USP7 Stabilizes USF1 to Aggravate ox-LDL-Induced Endothelial Injury Through the MYD88/NF-κB Pathway in Atherosclerosis

Atherosclerosis (AS) is a complex disease that involves the accumulation of lipids in the arterial wall, leading to vessel narrowing and increased risk of heart disease. Upstream stimulatory factor 1 (USF1) is an important regulatory factor that plays an important role in disease progression. Understanding the role and mechanism of USF1 in AS is crucial for unraveling the molecular underpinnings of this condition. Oxidized low-density lipoprotein (Ox-LDL) was used to stimulate human umbilical vein endothelial cells (HUVECs) to induce an AS-like cellular injury. Protein expression was evaluated using western blotting, while mRNA expression was assessed via quantitative real-time polymerase chain reaction. Cell viability and proliferation were analyzed using the cell counting kit-8 and 5-ethynyl-2'-deoxyuridine assays, respectively. Cell Apoptosis was examined through flow cytometry. Angiogenic capacity was assessed by tube formation assay in human umbilical vein endothelial cells (HUVECs). Enzyme-linked immunosorbent assays were conducted to measure IL-6 and TNF-α levels, and MDA levels were determined using a lipid peroxidation MDA assay kit. SOD activity was measured using an SOD activity assay kit. Co-immunoprecipitation assay was performed to investigate the association between ubiquitin-specific peptidase 7 (USP7) and USF1, while dual-luciferase reporter assay and chromatin immunoprecipitation assay were conducted to identify the association between USF1 and myeloid differentiation primary response 88 (MyD88).
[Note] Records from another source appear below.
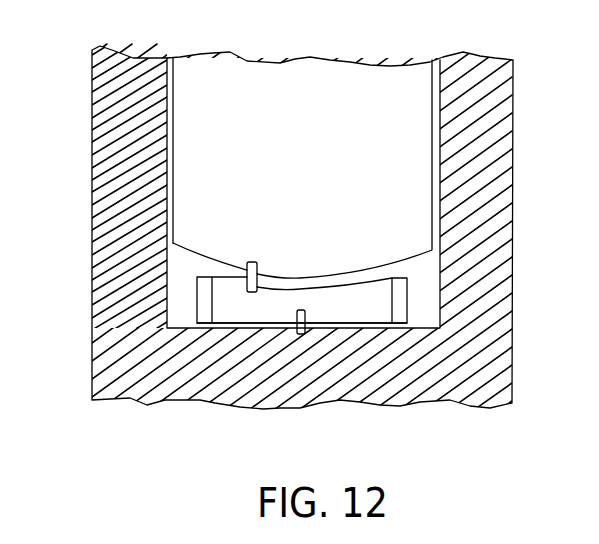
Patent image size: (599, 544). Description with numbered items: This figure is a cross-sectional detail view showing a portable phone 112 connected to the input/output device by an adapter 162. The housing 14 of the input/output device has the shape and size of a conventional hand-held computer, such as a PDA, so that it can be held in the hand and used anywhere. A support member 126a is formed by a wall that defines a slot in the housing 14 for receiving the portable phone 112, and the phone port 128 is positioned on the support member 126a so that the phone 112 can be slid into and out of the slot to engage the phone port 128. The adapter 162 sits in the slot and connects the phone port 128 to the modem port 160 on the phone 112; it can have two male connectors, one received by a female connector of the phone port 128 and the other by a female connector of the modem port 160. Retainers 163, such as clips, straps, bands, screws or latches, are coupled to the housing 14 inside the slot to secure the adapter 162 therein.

The housing 14 is at (518, 212).
The portable phone 112 is at (333, 82).
The support member 126a is at (172, 316).
The modem port 160 is at (257, 256).
The adapter 162 is at (258, 326).
The retainers 163 is at (407, 292).
The phone port 128 is at (302, 335).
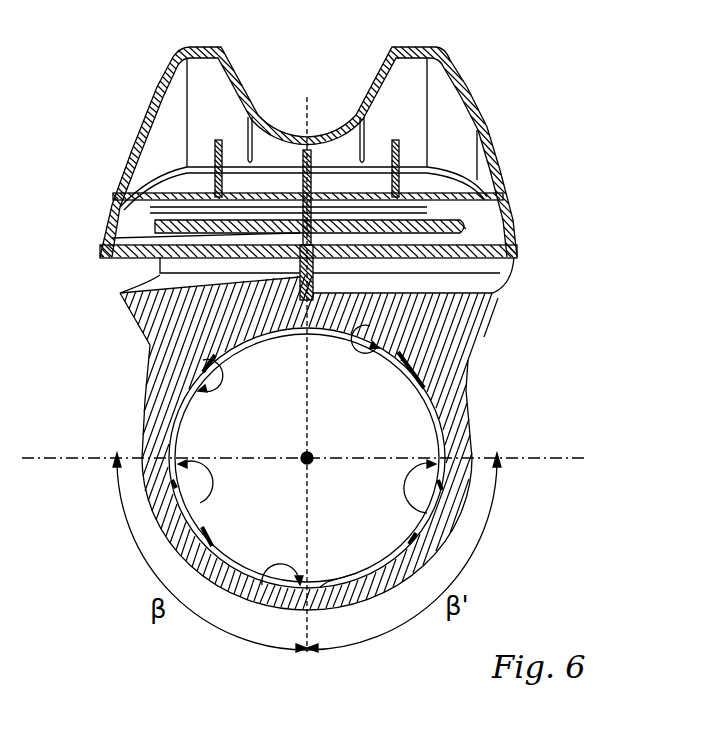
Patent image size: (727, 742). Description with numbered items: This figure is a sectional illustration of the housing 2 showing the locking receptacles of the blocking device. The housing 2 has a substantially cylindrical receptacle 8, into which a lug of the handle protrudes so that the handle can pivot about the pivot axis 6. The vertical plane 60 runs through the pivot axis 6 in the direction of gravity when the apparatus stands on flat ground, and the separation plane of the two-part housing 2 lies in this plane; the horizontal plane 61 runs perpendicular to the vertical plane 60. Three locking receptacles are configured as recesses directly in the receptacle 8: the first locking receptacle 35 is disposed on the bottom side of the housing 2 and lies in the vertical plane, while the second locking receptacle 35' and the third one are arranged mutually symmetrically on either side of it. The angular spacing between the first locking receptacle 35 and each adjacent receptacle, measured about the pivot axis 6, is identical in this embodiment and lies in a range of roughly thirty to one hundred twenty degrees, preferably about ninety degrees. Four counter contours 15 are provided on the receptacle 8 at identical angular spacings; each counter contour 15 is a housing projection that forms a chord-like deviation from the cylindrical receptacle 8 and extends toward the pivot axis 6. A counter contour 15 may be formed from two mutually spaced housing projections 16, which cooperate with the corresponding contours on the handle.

The housing 2 is at (480, 142).
The pivot axis 6 is at (307, 458).
The receptacle 8 is at (170, 447).
The counter contour 15 is at (203, 360).
The housing projection 16 is at (195, 410).
The first locking receptacle 35 is at (268, 623).
The second locking receptacle 35' is at (137, 487).
The vertical plane 60 is at (310, 117).
The horizontal plane 61 is at (550, 456).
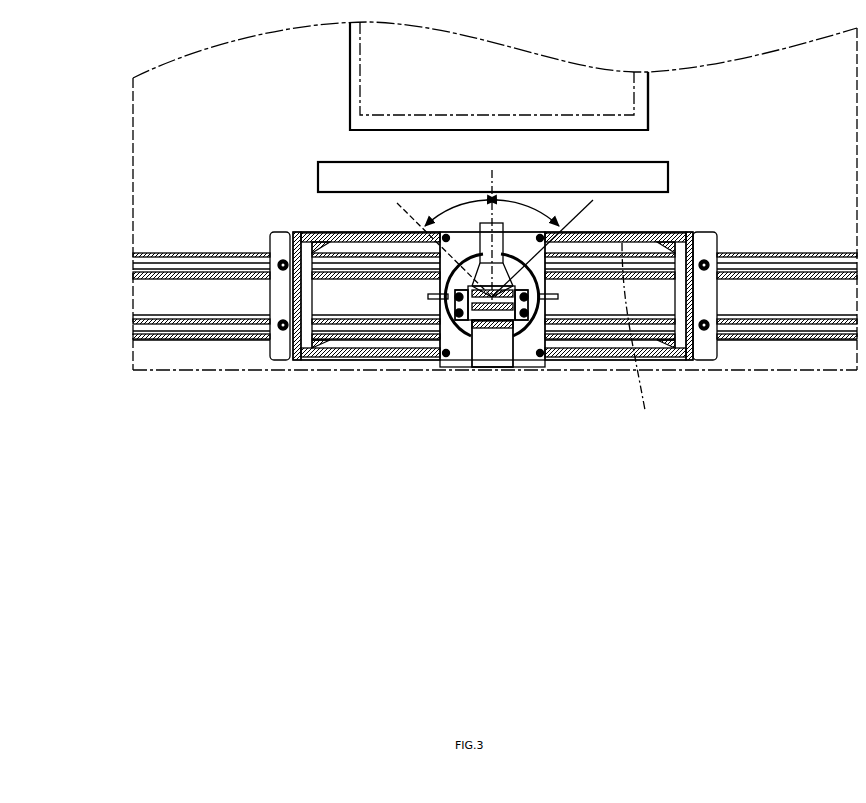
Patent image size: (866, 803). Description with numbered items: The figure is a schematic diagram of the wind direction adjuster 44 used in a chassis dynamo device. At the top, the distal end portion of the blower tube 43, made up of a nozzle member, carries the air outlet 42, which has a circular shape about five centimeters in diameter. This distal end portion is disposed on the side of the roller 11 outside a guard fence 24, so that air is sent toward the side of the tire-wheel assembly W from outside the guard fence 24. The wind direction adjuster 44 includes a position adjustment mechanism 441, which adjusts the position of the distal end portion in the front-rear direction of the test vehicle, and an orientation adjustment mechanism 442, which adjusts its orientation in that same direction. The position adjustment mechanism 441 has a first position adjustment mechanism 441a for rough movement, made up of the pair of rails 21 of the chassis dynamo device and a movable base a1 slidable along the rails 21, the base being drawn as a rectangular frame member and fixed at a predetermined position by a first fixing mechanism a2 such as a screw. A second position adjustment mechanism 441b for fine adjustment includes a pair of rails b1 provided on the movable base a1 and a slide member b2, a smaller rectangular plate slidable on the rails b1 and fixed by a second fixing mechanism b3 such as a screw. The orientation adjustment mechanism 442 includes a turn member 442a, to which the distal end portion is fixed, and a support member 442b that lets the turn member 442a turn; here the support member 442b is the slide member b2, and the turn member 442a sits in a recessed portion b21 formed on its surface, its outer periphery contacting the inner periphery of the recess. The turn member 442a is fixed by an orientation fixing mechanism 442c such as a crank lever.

USF1 expression was upregulated in AS patients when compared with healthy volunteers. Knockdown of USF1 protected HUVECs from injury induced by ox-LDL. USP7 was found to stabilize USF1 protein expression by deubiquitination, and its knockdown mitigated ox-LDL-induced HUVEC injury by reducing USF1 protein expression. USF1 was shown to transcriptionally activate MyD88 in HUVECs, and silencing of USF1 protected HUVECs from ox-LDL-induced injury by inhibiting MyD88 expression. Furthermore, USF1 knockdown inactivated the NF-κB pathway by suppressing MyD88 expression. USP7-dependent stabilization of USF1 exacerbated ox-LDL-induced injury in HUVECs by activating the MyD88/NF-κB pathway. These findings underscore the importance of the USP7-USF1-MYD88 axis in AS and suggest potential therapeutic targets for diseases related to AS.

Atherosclerosis; HUVECs; MYD88; USF1; USP7.